• I did not study the variable handling close enough, but I expect a memory area where actually the metadata about the variable is kept - last but not least for garbage collection and the like - and that part stays put (has fixed address) - I expect or hope... I know: in science and technology, only fools hope :). But anyway...

    The pointer overwriting the variable name in the source I was thinking of would point to the location of the meta data and not the location where the actual value is. Since I do not know how the space of the variable metadata is organized (where var creates the metadata), it may add some challenges. For example, if it is a linked list - just as so many things seem to be in Espruino (for better or worse) - it is still a look up... so no gain, just pain.

    The linked-list concept makes me just now think that the meta data may be a 'memory address in-line' header of the actual variable data, and all is a linked list with explicit (pointers) or with implicit (length) linking for the lookup. Separation of the variable meta data from the actual value data make a partial JIT possible... (That's what I did in my OO VMs in order to have resolved references... that are fast, random - array like - accessible).

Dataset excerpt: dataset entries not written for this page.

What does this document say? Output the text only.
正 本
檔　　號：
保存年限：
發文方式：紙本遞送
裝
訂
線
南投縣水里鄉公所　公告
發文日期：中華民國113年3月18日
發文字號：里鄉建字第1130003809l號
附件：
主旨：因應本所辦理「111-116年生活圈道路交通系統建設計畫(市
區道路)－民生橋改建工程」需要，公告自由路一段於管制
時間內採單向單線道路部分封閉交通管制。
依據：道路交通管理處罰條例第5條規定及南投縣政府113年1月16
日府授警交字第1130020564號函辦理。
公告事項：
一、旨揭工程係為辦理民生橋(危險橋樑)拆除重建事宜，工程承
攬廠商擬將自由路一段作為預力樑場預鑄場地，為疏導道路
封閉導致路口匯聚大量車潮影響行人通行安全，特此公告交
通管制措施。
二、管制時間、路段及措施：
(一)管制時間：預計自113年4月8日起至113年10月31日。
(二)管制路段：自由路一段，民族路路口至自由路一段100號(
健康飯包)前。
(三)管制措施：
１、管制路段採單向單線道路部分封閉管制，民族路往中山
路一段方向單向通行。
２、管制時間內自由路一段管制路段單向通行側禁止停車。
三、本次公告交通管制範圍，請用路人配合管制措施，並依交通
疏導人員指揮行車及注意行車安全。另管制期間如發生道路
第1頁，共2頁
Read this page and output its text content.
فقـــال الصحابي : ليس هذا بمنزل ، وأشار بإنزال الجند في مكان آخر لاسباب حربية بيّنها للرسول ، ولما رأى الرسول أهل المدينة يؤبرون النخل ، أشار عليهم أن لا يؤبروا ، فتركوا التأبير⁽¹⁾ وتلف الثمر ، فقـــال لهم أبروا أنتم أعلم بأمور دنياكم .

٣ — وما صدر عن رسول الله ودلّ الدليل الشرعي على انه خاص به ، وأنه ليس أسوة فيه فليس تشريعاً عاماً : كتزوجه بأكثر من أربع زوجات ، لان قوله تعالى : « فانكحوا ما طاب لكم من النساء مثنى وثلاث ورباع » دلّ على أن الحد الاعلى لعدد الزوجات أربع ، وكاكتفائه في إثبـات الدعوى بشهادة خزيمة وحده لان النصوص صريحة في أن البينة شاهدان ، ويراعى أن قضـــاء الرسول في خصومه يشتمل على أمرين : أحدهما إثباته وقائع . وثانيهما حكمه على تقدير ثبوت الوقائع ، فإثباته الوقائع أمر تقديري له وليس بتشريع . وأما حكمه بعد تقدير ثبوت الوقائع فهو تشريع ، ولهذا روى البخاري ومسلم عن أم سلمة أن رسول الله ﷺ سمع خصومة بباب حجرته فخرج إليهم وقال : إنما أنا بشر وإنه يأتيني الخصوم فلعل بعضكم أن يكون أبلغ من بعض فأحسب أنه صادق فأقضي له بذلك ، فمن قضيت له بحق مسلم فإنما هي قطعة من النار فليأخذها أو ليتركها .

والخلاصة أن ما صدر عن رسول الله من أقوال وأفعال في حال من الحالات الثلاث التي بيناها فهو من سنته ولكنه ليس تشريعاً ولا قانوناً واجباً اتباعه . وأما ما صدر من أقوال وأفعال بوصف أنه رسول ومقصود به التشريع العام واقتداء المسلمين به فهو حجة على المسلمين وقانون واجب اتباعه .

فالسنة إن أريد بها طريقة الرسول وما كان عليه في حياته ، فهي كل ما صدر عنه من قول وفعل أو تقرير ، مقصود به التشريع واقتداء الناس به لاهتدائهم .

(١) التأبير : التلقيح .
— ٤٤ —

    There are usually not infinite places for a 'contiguous, growing/shrinking' memory space... and the separation asks just for one more... In addition, one more pointer has to be hosted per variable which points from the meta data to the value data. Furthermore, more discrete items in memory waste more bytes since they do not all align with the memory block boundaries... which confirms the truth that speed costs space. For some defined data types - such as int, boolean, float (and natively implemented objects of known fixed lengths), the meta data can also include the values and there is no need for pointing into the 'wild' (dynamically) managed memory space.

    While writing this post, I conclude that Espruino does not separate variables' meta-data form variable data, and going for a separation is a major concept change: a new Theory of Operation.

    @DrAzzy's idea is NOT THAT knee-jerk: remember Rockwell's 6502... a processor breath life into Commodore's PET and Apple I and on is still very a-live, and what did this thing do - more precisely - what where the architects of it thinking? Let's treat the first 256 memory locations / (single bit addresses) be handled differently: let's treat them as general registers! A brilliant hybrid choice for a time when (memory and processing) resources weren't commodities yet... and about the same I feel with Espruino. And I used the Wang Computers which used a similar approach: Variable names would always start with an uppercase and be followed by a digit 0 thru 9. Ending with a $ denoted one of the two only available data types: Strings. The other data type was a number (of course - last but not least it was 'a computer' - Wang 2200 T, starting out from a Wang 370 desk calculator). Wang 2200 T was a TTL implementation with 18 bit word format and 7483 based ALU and memory was blankets of blankets of RAM chip 'cards'.

    Usually, i like pure, consistent implementations, but with what is at stake and can be achieved 'here' with very limited resources asks for a bit more flexibility, creativity,... (going for that single letter variable thing, may mess a bit with the minifiers..., but after all it could be quite a boost. It could though start a 'war of claims': who owns which variable... because they are global and exist only once!